Unrequired Reading {22.11.08 to 24.11.08}


These are some of the things that have caught my attention lately. It’s a more eclectic mix than just the news business, but then so’s life:

  • We must plan a survival strategy for our species | New Scientist – "If we don't want the anthropocene to end in a conflagration that engulfs us, we need some fresh and integrated thinking – fast.

    Too many scientists still plough their own research furrows without thinking what it's all for.  Science is meant to be useful, and right now what we clearly need is something like the IPCC, but with a much wider brief to bring scientific thinking on sustainability and fulfil the promises made in Rio.

    We need an intergovernmental panel on sustainability — to track a survival strategy for our species."

  • The Faces of Mechanical Turk | Waxy.org – This is what Mechanical Turk looks like…
  • In Britain, outwitting strict laws against libel | International Herald Tribune – Reporting on what cannot be reported is something in which the British have much more experience.

    "In the U.S., the starting point is that you have the right of freedom of expression," said James Edelman, a law professor at Oxford. "There are ways it can be curtailed, but that is the starting point. It is almost the opposite in the U.K."

  • Filling the gap in health journalism | International Herald Tribune – Two years ago, Drew Altman, president of the Kaiser Family Foundation, established the news service as the foundation's priority for expansion.

    "I just never felt there was a bigger need for great in-depth journalism on health policy and to be a counterweight to all the spin and misinformation and vested interests that dominate the health care system," he said. "News organizations are every year becoming less capable of producing coverage of these complex issues as their budgets are being slashed."

    With assets of about $500 million and an annual budget of about $40 million, the Kaiser foundation has been a major force in health policy research, analysis and communications.

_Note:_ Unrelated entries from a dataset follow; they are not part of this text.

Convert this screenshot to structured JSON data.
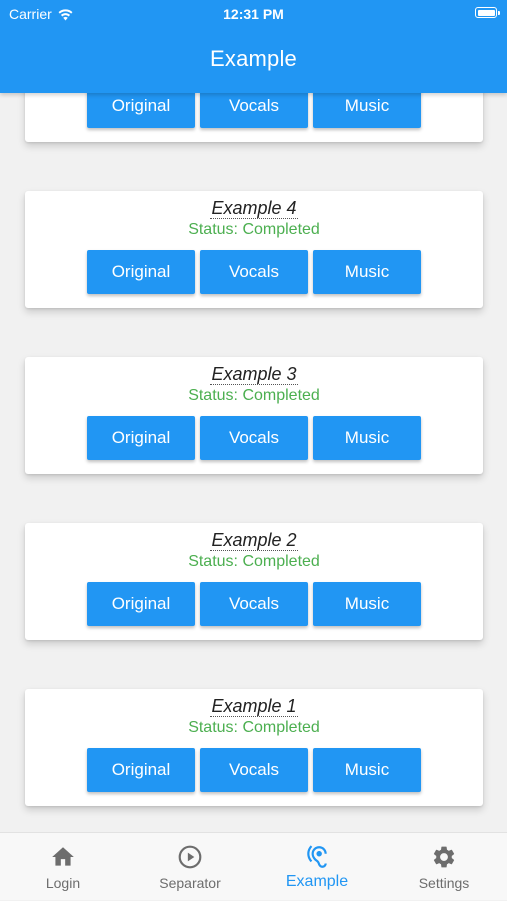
{
  "status_bar": {
    "carrier": "Carrier",
    "time": "12:31 PM"
  },
  "header": {
    "title": "Example"
  },
  "colors": {
    "primary": "#2196f3",
    "status_completed": "#4caf50",
    "tab_inactive": "#6d6d6d"
  },
  "cards": [
    {
      "title": "",
      "status": "",
      "buttons": [
        "Original",
        "Vocals",
        "Music"
      ]
    },
    {
      "title": "Example 4",
      "status": "Status: Completed",
      "buttons": [
        "Original",
        "Vocals",
        "Music"
      ]
    },
    {
      "title": "Example 3",
      "status": "Status: Completed",
      "buttons": [
        "Original",
        "Vocals",
        "Music"
      ]
    },
    {
      "title": "Example 2",
      "status": "Status: Completed",
      "buttons": [
        "Original",
        "Vocals",
        "Music"
      ]
    },
    {
      "title": "Example 1",
      "status": "Status: Completed",
      "buttons": [
        "Original",
        "Vocals",
        "Music"
      ]
    }
  ],
  "tabs": [
    {
      "label": "Login",
      "icon": "home-icon",
      "active": false
    },
    {
      "label": "Separator",
      "icon": "play-circle-icon",
      "active": false
    },
    {
      "label": "Example",
      "icon": "hearing-icon",
      "active": true
    },
    {
      "label": "Settings",
      "icon": "gear-icon",
      "active": false
    }
  ]
}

  • Demand for financial news booms, but advertising doesn’t | International Herald Tribune – "Pearson, the publisher of The Financial Times, was already moving to lessen its exposure to advertising before the financial crisis intensified this autumn. It raised the price of The FT, sold newspaper holdings in Spain, France and Germany, and acquired businesses that rely on subscription fees, like Mergermarket, which reports on the mergers and acquisitions business Advertising has been reduced to less than a third of revenue at the FT Group, which includes The Financial Times, Mergermarket and other journalistic businesses, from more than 50 percent in 2000."
  • Who’s watching the watchdogs? Schwartz et al. 337 (191): a2535 | BMJ – "Doctors should be wary of the increasing entanglement of medical journalists and the drug industry, warn Lisa Schwartz, Steven Woloshin, and Ray Moynihan."